Contents of the guideline includes:
• Facts about resin materials used for CIPP;
• Receiving, storing and handling of CIPP resins and initiation of chemicals;
• Transporting resin saturated tubes;
• CIPP installation practices; and
• Water and steam curing.

"Until now, there has been no document providing a well researched guideline for the proper handling and use of styrenated resigns in CIPP linings," said Ed Kampbell, a member of the committee and principal author of the guideline. "NASSCO determined that such a guideline is needed due to the increasing number of CIPP projects, the expansion of CIPP into other areas such as storm sewers, and especially with some public concern about harm to the environment."

Addressing concerns

Concern over the potential of releasing styrene into the environment related to projects using styrenated resins during CIPP applications was a primary factor considered during the eight month study by the committee.

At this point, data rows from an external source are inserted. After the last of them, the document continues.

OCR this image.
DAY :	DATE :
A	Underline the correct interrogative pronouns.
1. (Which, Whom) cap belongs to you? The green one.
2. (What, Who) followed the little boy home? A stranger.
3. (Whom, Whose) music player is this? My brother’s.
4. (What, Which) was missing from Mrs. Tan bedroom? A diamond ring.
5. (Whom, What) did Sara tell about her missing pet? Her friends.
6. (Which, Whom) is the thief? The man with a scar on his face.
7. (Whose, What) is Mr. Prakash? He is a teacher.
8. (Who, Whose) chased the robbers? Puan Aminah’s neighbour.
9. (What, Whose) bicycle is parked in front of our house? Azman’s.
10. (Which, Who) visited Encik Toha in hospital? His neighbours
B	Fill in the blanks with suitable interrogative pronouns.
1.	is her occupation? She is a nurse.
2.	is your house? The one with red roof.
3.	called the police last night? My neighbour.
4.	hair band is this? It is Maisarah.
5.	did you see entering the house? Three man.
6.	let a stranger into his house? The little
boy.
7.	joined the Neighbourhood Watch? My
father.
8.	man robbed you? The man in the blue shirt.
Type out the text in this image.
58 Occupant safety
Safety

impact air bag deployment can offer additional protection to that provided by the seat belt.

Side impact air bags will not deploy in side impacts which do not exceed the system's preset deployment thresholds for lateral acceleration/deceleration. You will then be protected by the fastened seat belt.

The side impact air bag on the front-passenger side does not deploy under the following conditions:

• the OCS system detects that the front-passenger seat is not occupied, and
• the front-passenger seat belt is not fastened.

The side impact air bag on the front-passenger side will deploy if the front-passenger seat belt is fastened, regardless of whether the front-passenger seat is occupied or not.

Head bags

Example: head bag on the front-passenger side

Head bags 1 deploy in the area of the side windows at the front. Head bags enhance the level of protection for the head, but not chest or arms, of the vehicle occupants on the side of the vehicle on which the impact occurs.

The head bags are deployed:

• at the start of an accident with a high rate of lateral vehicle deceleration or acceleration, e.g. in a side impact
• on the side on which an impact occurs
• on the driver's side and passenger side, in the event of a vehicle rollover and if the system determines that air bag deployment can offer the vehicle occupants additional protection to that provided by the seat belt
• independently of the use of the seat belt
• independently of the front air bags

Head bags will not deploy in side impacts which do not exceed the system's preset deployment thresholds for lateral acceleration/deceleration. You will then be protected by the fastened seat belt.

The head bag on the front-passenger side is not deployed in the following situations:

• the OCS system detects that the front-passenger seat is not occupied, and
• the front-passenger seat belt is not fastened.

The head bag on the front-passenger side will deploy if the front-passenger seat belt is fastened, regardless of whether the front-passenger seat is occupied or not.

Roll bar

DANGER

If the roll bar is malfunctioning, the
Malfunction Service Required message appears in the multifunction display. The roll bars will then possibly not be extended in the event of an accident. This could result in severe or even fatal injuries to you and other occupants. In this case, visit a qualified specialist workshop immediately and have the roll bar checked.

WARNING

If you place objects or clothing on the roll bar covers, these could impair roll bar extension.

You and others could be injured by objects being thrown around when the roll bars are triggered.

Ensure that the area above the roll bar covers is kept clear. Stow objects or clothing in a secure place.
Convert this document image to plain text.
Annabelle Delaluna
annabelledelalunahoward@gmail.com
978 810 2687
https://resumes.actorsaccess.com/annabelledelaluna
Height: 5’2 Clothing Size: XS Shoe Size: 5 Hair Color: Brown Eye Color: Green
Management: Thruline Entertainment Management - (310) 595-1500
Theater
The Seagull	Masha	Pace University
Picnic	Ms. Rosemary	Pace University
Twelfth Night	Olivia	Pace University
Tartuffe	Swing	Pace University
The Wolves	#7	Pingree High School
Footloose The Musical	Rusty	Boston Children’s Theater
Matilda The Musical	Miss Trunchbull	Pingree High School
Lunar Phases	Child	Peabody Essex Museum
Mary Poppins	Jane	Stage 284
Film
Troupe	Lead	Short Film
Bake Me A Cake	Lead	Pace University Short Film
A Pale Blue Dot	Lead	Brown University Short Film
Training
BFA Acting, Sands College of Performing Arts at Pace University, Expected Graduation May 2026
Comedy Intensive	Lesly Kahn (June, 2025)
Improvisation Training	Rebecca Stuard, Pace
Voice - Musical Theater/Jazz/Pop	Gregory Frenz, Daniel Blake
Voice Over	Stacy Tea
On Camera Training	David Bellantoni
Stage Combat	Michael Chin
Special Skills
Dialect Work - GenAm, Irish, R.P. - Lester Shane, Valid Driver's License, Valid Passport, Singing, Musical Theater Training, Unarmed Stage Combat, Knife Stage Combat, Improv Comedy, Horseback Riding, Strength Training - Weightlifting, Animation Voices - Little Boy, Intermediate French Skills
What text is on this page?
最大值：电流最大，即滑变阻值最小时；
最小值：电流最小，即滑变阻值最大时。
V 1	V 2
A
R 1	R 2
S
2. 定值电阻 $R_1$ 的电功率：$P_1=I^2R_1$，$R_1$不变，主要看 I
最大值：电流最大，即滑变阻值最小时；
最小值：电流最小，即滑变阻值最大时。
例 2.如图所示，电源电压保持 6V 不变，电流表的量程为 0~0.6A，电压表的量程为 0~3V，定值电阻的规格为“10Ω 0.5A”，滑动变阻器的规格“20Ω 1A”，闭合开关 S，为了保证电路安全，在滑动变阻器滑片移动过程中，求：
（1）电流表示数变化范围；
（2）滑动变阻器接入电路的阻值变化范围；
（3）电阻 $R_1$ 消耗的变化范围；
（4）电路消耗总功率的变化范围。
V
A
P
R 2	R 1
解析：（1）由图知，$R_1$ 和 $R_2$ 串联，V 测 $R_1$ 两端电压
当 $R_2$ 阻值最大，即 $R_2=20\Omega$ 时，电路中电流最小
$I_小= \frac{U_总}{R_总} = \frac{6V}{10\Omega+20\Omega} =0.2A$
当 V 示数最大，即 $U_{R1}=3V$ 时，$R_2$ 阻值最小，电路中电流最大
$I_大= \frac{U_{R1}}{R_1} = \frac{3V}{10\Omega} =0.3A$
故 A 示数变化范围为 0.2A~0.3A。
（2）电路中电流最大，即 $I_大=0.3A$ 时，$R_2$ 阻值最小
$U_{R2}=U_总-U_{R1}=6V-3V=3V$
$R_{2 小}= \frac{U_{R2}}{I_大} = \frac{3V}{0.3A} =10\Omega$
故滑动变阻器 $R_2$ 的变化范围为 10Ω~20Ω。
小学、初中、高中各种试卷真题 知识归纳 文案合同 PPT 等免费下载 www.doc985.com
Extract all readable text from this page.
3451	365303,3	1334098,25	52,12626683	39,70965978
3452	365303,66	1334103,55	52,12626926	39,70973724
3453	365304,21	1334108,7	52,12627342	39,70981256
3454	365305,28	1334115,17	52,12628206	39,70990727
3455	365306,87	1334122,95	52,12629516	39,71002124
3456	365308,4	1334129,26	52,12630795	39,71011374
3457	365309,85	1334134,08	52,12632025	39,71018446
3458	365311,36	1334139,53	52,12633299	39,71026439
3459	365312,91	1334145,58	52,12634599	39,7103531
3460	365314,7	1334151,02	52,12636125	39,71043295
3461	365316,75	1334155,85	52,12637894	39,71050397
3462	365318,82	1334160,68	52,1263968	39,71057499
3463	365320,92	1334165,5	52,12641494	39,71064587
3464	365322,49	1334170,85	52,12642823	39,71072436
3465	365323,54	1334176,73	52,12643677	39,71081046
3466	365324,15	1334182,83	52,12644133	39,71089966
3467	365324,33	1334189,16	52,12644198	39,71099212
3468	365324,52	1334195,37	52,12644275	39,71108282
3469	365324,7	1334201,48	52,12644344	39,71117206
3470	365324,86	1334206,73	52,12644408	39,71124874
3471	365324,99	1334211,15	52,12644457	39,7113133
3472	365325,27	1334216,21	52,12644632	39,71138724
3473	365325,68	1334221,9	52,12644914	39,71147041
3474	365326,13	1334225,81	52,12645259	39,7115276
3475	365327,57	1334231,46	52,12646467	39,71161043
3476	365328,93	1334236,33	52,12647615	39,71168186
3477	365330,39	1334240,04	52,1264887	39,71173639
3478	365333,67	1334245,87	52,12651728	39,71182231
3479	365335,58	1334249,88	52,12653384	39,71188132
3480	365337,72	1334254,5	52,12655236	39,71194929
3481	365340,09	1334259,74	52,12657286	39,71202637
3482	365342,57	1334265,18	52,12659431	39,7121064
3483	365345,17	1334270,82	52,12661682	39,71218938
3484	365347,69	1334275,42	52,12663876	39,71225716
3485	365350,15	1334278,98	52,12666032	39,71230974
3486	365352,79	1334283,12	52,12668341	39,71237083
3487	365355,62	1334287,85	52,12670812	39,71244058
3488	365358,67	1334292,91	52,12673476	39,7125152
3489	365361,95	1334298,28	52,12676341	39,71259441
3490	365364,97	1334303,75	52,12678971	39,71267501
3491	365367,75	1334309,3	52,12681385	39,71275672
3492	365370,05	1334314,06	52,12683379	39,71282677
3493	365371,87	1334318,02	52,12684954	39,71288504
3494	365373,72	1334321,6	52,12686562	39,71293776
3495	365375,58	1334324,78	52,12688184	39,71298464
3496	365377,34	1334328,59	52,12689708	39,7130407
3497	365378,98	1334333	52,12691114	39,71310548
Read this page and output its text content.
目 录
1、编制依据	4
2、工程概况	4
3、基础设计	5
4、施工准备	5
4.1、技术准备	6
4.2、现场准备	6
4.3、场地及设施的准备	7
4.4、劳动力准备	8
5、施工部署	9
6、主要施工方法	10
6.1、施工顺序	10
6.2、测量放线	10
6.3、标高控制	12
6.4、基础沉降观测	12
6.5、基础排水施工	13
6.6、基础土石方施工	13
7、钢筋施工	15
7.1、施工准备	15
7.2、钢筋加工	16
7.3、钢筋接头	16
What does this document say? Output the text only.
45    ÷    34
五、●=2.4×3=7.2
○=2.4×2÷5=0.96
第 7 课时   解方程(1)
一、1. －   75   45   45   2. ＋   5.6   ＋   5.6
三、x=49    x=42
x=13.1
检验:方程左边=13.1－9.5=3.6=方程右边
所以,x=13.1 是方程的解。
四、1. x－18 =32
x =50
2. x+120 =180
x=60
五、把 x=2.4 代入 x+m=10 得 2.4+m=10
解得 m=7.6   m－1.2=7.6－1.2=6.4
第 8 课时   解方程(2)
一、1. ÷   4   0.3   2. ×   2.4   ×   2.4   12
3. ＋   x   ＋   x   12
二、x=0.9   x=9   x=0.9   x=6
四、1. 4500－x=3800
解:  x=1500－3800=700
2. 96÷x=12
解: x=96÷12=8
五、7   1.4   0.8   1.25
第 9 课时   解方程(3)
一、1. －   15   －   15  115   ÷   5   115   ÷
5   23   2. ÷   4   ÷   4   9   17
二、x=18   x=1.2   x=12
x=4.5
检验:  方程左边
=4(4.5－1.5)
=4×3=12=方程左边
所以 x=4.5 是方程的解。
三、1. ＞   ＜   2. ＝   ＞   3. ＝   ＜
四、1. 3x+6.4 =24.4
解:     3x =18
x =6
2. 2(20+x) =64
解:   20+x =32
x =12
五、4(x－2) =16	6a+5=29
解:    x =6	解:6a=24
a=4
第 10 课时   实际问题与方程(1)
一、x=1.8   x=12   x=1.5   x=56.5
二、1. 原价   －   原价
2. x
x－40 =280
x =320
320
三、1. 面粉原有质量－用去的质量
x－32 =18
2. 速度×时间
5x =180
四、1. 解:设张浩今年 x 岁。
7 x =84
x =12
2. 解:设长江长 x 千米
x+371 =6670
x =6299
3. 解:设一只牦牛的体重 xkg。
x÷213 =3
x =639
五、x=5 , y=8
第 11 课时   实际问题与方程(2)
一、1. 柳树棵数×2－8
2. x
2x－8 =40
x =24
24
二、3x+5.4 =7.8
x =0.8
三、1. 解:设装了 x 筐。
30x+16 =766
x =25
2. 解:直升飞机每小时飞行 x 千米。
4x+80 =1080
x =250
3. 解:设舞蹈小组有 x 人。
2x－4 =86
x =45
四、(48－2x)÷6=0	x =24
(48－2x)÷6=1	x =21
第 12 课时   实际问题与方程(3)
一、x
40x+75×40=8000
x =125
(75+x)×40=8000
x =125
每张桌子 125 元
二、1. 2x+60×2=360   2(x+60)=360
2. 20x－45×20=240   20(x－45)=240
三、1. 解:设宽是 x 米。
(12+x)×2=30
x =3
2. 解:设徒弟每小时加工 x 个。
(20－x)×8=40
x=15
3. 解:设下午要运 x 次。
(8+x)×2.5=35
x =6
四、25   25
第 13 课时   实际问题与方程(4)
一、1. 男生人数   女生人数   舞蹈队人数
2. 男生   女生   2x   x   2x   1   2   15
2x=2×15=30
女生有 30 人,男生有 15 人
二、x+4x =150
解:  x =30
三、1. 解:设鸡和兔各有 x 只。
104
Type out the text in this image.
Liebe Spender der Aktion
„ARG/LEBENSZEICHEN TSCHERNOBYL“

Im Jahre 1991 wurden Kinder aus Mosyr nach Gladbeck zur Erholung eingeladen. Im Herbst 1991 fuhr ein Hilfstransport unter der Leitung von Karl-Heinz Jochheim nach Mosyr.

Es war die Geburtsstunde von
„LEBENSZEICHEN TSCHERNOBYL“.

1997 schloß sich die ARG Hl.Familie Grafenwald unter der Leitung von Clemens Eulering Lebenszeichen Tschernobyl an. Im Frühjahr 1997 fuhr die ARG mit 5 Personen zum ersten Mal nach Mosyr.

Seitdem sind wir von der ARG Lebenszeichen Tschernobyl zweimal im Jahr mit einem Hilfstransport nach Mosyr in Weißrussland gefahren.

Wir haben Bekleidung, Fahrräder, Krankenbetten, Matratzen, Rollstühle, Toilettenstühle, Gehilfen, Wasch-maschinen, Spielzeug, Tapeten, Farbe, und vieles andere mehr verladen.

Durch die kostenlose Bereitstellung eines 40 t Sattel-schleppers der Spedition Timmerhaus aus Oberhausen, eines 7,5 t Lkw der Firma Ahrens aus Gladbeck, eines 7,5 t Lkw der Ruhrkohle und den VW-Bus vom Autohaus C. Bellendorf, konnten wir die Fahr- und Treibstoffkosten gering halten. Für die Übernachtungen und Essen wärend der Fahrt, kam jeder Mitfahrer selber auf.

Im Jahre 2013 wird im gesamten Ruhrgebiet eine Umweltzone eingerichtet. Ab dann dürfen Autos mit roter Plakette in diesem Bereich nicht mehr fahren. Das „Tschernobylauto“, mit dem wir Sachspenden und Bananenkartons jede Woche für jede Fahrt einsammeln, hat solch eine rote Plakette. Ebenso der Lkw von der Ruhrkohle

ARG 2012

"It is important to understand,” said Kampbell, "that styrene use related to CIPP is a much different type of environmental risk than in other resin using industries such as boat manufacturing which potentially can send large qualities of styrene into the air and their surface water discharges."

The guideline states that styrenated resin systems as they are currently used today in CIPP rehabilitation systems produce a safe and environmentally sound solution to the challenges of restoring the nation's failing infrastructure. The risk associated with styrene's use in CIPP is minimal and well within the Clean Water Act's original intent of keeping the environment as free as is practical of chemical pollutants. CIPP installation sites managed with “good housekeeping” will present little opportunity for human health risks and/or environmental risks.

The guideline sites a history of successful and safe usage of styrenated CIPP lining. In addition, it makes a strong case for styrenated resin CIPP usage.